Released in 1966 just prior to the rise of the New Hollywood movement, Gambit sees the final days of that distinctive old Hollywood glamour. Gambit is a very exotic movie at that with Shirley MacLaine being presented in the image of a goddess throughout and even her more common looking attire during the heist at the end is exceedingly stylish. Plus who can look more dapper as a cat burglar than Michael Caine? The back and forth between Caine and MacLaine is pure heaven. There are few other actresses with as playful an on-screen persona as Shirley MacLaine while Caine gets annoyed by her giddy, childlike attitude. I don’t care how many films I see which contain the “they hate each other but secretly love each other” dynamic, as long as it’s between a screen pairing with superb chemistry then I’ll never tire of seeing it.
It Was Only a Bloody Game
***This Review Contains Spoilers***
I believe the title of Sleuth may be misleading. When I first approached it I wasn’t aware of the stage play it was based on and thought the film was going to be a standard “whodunit?” and thus wasn’t expecting much from it. I couldn’t have been more wrong. Watching it I soon discovered it to be a different film entirely, a giant mind game, a battle of wits and a tale of revenge. I’ve never seen a film quite like Sleuth before. The exploits between Michael Caine and Laurence Oliver trying to outwit each other with the plot’s many twists, surprises and under the direction of Joseph L. Mankiewicz’ (a master at handling dialogue) makes for a film that’s hard to forget.
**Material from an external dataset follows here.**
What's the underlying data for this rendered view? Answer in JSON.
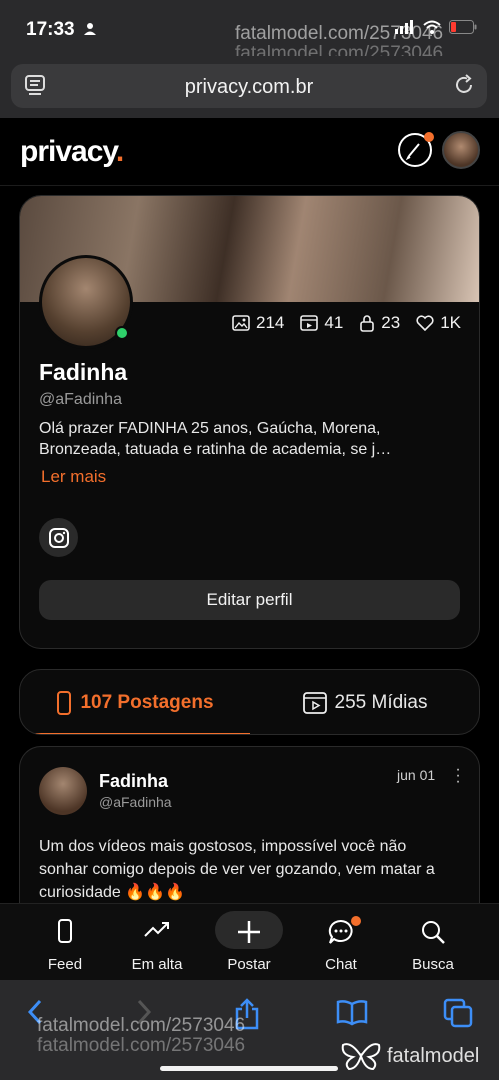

Watching this film I quickly came to realize that Caine and Olivier may be the only two cast members throughout, which had me thinking if they could carry the film to the very end by themselves it will be nothing short of an acting marvel, so I was disappointed when the movie introduced what appeared to be a third cast member, Alec Cawthrone as Inspector Doppler; I felt the movie was making a mistake by doing so. That was until it turned out that Inspector Doppler was Michael Caine in disguise the whole time, yes, there’s no such actor as Alec Cawthrone, he was simply created for the film’s credits. I’m not sure how many people will be as perceptible as I was but the movie successfully fooled this viewer. On second viewing I can clearly see Caine through the disguise but I’ll always have the memory to cherish of being spellbound the first time round from seeing Caine taking off all that makeup, which itself makes up appreciate the art form. Sleuth actually has a fake cast list in the opening credits in an attempt to fool the audience; this includes three other nonexistent actors, one of which is named after the character Eve Channing from Joseph L. Mankiewicz’ earlier film All About Eve. Up until the film’s very last scene in which police sirens and knocking on the door can be heard, I was on the edge of my seat hoping the movie would not introduce another cast member.
I’ve always liked Michael Caine but Sleuth greatly increased my respect for him, while also making me a fan Laurence Olivier; their ability to carry this film is nothing short of phenomenal. Milo Tindle is one of Caine’s more effeminate roles, a hairdresser who even takes joy in wearing a piece of women’s clothing at one point. Olivier, on the other hand, is the given the opportunity to have tons of fun with his role of Andrew Wyke, doing impressions and playing dress up with another grown man and with all those gadgets, gizmos and games everywhere, it’s always a pleasure to look into the background of Andrew Wyke’s manor. Likewise, the humor that comes from seeing a man being convinced that dressing as a clown is the way to go when doing a staged crime, has me laughing nonstop through the entire charade.